You know what else I remember? I remember the day my baby was born and I said to him "Good morning Sunshine" My life was different. I also remember the day that my Dad said to me "Thank you. Thank you for keeping him and not giving him up." He became my Dad's little man and always had a special place in his heart. I could not have done it without my parents.
The fact that my parents instilled the value of Life in my heart is the reason that I stand before you today.

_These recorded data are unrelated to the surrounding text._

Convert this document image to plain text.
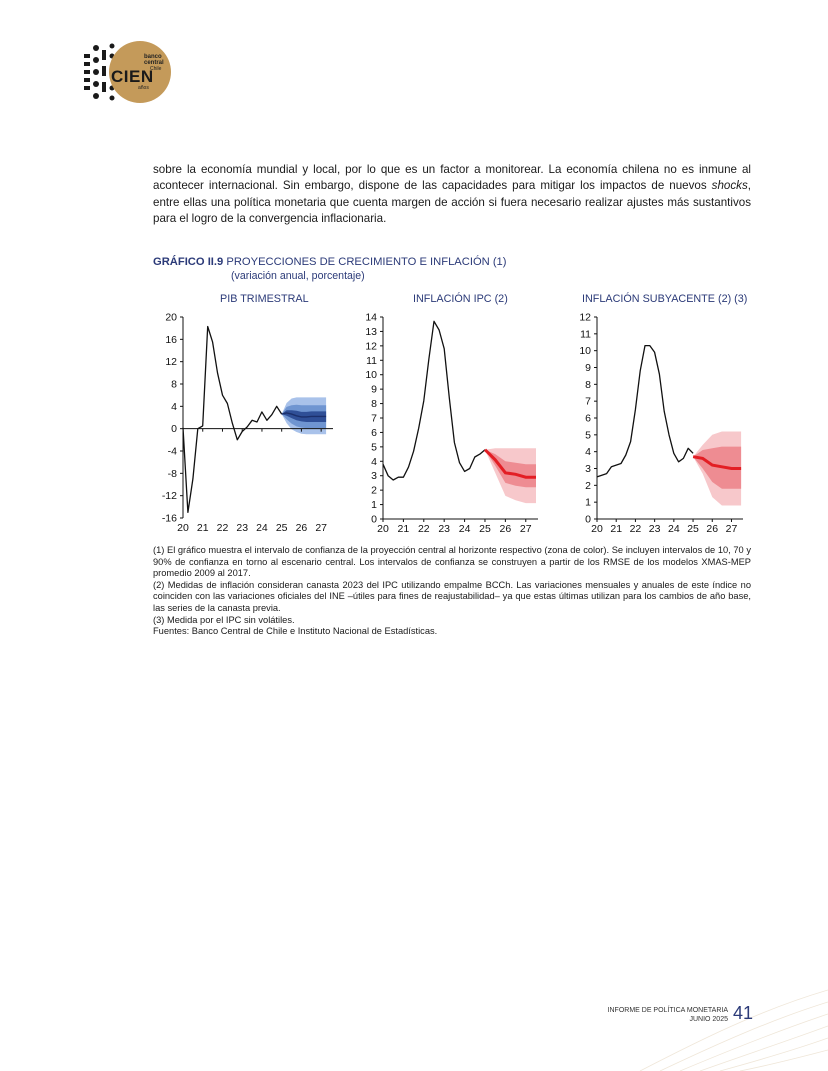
banco
central
Chile
CIEN
años

sobre la economía mundial y local, por lo que es un factor a monitorear. La economía chilena no es inmune al acontecer internacional. Sin embargo, dispone de las capacidades para mitigar los impactos de nuevos shocks, entre ellas una política monetaria que cuenta margen de acción si fuera necesario realizar ajustes más sustantivos para el logro de la convergencia inflacionaria.

GRÁFICO II.9 PROYECCIONES DE CRECIMIENTO E INFLACIÓN (1)
(variación anual, porcentaje)
PIB TRIMESTRAL	INFLACIÓN IPC (2)	INFLACIÓN SUBYACENTE (2) (3)
20
16
12
8
4
0
-4
-8
-12
-16
20 21 22 23 24 25 26 27
14
13
12
11
10
9
8
7
6
5
4
3
2
1
0
20 21 22 23 24 25 26 27
12
11
10
9
8
7
6
5
4
3
2
1
0
20 21 22 23 24 25 26 27

(1) El gráfico muestra el intervalo de confianza de la proyección central al horizonte respectivo (zona de color). Se incluyen intervalos de 10, 70 y 90% de confianza en torno al escenario central. Los intervalos de confianza se construyen a partir de los RMSE de los modelos XMAS-MEP promedio 2009 al 2017.

(2) Medidas de inflación consideran canasta 2023 del IPC utilizando empalme BCCh. Las variaciones mensuales y anuales de este índice no coinciden con las variaciones oficiales del INE –útiles para fines de reajustabilidad– ya que estas últimas utilizan para los cambios de año base, las series de la canasta previa.

(3) Medida por el IPC sin volátiles.

Fuentes: Banco Central de Chile e Instituto Nacional de Estadísticas.

INFORME DE POLÍTICA MONETARIA
JUNIO 2025 41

They spoke Truth into my heart as a child and even though I strayed away throughout my life, Truth reigned and was brought back to my mind in the darkest moments.
So back to my biological family.....One of the greatest joys from meeting my birth mother was meeting my grandparents, Uncles, my siblings and then ultimately having the joy of taking in my biological niece to live with us for a time. She was named Maria aka Little Mia. Through my adoption, I was able to turn back to where I was adopted from and take in my own niece for a time. That is God's hand, His sovereignty!
In a nutshell today was just a good day and visiting the Crisis Pregnancy Center was just a reminder to me of God's grace and mercy over our lives and I praise Him for all He has done and for how faithful He is.
PART 2: So here I am, a day after posting this, with more thoughts. As I thought about the adoption story, I left out one of the most joyous parts. After being a single Mom for a year and a half, I started dating an awesome guy, Bob, who not only chose to love me, but love my son...OUR son. The story continued in that my husband adopted our first born and the cycle of adoption continued! So thankful for 18+ years of marriage and family built on the foundation of Christ and His adoption of all of us into the body of Christ!